100th blog post. Yeah.
Am I underwhelmed? Not really. What I am is realistic. It is a milestone that is rather meaningless because it is arbitrary, because there remains a long road to travel. This is a step, the 100th, but not the last.
What I am becoming aware of, what I am learning step by step, is that I have yet to see the great big world out there. I'm not even close to walking out of my hometown, I'm just a neophyte, a newbie with much to learn, much to see.
Sit back, folks, listen to a tune and consider this:
You will fumble, you will struggle, you will feel despair that your words just float into nothingness, that no one cares and no one ever will. The highs will be followed by lows. You will think that finally you are gaining ground, that maybe you are making progress that you know what you did not know before.
You are almost there.
100 blog posts. Tomorrow will be 101 and then 102 and then? I'll write a post with the title, 1,000th Blog Post. Eventually.
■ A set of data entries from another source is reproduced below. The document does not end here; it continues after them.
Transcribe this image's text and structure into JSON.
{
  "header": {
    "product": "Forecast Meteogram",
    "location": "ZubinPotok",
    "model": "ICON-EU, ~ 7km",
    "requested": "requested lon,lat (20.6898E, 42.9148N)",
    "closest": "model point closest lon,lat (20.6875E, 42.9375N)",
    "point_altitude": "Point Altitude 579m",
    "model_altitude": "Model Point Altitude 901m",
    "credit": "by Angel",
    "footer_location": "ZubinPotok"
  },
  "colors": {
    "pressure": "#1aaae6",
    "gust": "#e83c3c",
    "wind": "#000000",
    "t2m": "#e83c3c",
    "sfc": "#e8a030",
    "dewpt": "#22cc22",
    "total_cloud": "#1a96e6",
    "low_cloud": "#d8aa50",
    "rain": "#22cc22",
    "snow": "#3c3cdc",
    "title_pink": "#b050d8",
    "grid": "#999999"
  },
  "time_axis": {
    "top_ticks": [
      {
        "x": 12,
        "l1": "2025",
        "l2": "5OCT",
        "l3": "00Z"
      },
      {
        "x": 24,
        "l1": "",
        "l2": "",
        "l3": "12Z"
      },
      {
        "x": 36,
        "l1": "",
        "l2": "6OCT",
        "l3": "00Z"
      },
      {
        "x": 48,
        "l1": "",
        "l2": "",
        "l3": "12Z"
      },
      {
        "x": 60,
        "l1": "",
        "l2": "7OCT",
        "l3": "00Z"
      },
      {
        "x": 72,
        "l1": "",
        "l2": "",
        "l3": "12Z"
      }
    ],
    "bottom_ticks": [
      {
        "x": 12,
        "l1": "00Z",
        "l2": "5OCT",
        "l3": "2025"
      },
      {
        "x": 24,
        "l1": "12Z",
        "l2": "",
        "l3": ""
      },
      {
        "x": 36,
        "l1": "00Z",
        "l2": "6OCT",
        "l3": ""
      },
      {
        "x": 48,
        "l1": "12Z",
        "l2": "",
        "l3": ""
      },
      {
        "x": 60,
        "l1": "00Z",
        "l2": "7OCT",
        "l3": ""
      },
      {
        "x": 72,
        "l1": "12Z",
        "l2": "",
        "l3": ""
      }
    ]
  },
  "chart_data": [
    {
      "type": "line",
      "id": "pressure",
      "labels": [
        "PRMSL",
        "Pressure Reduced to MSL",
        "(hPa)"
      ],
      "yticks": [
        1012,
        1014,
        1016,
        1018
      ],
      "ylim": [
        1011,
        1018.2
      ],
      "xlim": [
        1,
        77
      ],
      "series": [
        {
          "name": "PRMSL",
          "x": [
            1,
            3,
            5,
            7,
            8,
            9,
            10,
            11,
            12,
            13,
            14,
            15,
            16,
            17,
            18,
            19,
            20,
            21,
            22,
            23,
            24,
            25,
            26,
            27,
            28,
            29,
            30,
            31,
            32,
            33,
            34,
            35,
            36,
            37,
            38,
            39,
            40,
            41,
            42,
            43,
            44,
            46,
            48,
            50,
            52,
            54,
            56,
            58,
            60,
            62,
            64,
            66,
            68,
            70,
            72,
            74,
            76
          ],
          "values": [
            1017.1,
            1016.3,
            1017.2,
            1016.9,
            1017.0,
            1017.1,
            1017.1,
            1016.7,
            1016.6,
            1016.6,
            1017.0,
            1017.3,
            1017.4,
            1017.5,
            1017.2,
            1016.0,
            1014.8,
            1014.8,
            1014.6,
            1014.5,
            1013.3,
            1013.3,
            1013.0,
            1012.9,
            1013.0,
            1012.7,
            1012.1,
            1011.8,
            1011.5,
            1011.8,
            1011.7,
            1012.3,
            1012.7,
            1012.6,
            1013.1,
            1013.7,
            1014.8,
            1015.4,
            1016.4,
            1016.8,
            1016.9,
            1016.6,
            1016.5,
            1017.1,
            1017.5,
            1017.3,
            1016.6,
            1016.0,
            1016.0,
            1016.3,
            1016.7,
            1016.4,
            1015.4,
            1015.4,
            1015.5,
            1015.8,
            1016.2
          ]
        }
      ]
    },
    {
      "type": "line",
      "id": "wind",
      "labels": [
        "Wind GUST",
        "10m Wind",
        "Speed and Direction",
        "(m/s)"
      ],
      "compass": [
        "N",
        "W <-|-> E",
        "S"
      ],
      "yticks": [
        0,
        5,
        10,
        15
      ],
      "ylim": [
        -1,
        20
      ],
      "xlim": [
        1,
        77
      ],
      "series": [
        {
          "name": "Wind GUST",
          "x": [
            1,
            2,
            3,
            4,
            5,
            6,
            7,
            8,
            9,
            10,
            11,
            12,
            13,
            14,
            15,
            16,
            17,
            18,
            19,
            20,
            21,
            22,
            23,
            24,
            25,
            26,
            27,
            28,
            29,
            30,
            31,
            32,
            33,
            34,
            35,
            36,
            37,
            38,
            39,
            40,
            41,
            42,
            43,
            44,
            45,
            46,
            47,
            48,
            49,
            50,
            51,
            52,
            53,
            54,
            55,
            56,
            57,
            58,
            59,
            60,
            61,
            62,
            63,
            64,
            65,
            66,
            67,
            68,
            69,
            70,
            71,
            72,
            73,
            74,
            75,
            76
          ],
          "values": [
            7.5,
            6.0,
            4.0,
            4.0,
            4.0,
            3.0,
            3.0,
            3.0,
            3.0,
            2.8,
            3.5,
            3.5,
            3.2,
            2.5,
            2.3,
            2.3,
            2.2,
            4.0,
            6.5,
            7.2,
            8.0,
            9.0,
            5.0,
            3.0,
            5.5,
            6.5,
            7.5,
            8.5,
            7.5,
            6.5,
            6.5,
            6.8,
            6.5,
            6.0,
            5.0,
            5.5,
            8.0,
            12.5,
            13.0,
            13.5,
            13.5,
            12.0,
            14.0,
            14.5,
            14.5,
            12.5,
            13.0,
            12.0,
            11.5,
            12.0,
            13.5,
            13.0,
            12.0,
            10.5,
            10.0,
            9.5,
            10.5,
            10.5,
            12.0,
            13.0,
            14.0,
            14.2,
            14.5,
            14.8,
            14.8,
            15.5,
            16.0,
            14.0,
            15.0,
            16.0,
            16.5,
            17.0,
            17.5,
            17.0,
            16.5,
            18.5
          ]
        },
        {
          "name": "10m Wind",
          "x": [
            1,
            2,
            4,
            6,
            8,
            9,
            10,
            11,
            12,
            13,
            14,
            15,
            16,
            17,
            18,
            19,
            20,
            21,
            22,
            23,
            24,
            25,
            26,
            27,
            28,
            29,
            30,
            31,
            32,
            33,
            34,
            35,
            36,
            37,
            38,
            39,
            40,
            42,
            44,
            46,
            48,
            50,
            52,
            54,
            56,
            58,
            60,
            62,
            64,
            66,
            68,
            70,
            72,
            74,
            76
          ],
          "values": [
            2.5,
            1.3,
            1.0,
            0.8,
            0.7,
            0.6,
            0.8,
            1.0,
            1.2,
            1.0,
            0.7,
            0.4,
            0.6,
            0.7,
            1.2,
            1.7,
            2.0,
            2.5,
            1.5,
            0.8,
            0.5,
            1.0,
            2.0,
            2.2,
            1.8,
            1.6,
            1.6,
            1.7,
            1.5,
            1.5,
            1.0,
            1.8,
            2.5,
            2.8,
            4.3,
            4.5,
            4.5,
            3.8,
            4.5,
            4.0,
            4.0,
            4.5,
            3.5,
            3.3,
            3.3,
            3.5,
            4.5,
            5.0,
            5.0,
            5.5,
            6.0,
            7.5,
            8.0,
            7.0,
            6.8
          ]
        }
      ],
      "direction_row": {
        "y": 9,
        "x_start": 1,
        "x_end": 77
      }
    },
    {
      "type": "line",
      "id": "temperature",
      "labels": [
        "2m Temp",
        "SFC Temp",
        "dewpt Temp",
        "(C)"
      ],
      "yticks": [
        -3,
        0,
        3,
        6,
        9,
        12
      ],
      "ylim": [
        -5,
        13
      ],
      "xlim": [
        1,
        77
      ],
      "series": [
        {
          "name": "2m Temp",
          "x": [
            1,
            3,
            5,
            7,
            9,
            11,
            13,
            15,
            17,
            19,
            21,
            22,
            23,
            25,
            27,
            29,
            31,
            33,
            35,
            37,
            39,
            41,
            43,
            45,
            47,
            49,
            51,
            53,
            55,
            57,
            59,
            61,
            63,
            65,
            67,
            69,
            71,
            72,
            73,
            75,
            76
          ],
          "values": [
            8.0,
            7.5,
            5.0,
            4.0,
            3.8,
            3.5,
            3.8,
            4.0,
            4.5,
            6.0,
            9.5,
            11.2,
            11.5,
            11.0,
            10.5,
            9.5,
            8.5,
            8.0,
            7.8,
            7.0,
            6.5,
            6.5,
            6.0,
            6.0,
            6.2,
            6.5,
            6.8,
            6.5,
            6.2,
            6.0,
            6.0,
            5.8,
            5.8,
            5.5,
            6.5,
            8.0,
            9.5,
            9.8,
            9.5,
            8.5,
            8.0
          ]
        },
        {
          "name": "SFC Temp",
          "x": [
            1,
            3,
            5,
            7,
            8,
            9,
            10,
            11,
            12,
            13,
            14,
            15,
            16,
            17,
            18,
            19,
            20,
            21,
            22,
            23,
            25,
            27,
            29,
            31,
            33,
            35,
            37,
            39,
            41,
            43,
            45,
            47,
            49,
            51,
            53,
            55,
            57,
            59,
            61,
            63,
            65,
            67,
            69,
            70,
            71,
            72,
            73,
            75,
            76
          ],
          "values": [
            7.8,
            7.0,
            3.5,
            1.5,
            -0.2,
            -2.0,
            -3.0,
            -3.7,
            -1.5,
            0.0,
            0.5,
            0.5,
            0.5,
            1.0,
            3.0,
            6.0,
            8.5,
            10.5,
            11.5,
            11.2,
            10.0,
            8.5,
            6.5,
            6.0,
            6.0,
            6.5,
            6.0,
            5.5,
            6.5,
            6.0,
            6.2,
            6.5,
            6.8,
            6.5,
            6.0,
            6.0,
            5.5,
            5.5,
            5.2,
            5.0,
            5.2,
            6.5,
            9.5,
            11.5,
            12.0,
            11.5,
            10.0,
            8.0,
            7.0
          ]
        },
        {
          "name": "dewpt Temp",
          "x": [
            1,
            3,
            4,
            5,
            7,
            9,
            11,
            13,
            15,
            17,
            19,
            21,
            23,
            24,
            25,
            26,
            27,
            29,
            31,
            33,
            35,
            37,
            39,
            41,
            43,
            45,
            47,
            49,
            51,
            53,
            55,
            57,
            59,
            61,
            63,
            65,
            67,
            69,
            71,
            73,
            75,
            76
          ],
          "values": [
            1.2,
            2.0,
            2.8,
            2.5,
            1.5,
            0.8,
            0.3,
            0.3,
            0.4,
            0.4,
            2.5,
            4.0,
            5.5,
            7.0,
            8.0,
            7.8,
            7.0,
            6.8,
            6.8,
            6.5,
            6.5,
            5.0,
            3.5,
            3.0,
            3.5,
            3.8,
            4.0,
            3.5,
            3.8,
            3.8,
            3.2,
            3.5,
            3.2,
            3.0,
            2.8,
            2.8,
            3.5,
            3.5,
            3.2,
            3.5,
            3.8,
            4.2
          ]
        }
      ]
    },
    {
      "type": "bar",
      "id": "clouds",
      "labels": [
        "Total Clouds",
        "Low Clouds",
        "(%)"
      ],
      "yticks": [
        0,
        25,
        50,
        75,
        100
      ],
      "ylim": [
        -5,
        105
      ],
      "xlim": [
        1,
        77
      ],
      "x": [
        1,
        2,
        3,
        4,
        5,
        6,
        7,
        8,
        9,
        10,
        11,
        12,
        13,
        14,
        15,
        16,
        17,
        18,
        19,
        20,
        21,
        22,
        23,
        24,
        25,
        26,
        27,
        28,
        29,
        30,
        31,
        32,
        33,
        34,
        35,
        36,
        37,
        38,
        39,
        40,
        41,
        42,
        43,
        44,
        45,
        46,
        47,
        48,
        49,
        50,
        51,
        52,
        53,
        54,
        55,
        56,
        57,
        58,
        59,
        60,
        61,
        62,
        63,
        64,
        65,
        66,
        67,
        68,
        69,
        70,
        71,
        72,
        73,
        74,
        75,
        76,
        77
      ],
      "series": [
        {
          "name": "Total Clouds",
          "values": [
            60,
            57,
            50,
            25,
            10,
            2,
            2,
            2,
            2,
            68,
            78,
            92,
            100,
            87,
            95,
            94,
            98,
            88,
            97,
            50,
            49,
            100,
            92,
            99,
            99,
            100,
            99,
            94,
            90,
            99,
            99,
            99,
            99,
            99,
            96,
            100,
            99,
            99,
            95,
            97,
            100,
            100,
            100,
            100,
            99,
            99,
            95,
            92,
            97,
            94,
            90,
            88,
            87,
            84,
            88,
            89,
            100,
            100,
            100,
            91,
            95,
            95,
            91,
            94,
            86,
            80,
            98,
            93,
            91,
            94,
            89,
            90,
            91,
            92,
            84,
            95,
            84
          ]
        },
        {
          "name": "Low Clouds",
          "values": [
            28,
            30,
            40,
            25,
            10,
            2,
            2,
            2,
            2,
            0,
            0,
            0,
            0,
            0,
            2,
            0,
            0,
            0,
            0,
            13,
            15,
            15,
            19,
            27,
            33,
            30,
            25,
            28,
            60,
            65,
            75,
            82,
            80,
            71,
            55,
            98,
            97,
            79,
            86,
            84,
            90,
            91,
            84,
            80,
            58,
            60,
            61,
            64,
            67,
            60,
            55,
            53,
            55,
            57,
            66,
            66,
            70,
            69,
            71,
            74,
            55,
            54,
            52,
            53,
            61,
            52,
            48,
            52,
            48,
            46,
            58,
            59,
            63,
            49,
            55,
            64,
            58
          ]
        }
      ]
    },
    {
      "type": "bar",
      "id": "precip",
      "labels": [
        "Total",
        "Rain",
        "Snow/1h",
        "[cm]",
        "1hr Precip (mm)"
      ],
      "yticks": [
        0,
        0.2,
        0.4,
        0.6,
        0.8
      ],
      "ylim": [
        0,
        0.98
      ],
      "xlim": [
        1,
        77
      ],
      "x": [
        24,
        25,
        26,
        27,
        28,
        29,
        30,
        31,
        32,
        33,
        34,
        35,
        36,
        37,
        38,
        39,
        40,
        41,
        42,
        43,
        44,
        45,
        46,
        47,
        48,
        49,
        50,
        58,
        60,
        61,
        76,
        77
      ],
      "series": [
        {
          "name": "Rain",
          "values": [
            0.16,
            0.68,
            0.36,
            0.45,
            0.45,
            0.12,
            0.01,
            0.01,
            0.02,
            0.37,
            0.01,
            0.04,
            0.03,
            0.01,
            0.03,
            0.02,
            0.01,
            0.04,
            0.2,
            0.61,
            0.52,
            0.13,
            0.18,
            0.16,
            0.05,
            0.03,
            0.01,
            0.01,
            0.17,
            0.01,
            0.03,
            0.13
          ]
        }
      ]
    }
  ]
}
And I will be pleased, but only if I'm not walking in circles because that is a possible outcome. It is scary to venture into deep water and once you find a comfortable niche, a small group of folks who support you, you are tempted to settle.
I get 40-50 daily views. That improves on my 10-12 from a month ago. I want to build my site by the end of the year and get an average of 80-100 views per day. I'm in this for the long haul and I suppose what I'm saying is don't despair. A slow increase is okay. Objectively, I can see that I have made improvements. I see where I need to make more.
You need to do that, folks, see the possibilities and exploit them. Complacency is a killer that will keep you from reaching your potential. I exist in a state of agitation and the only remedy is to seek that which I don't know.
Drive forward, and improve. Settle and perish in obscurity.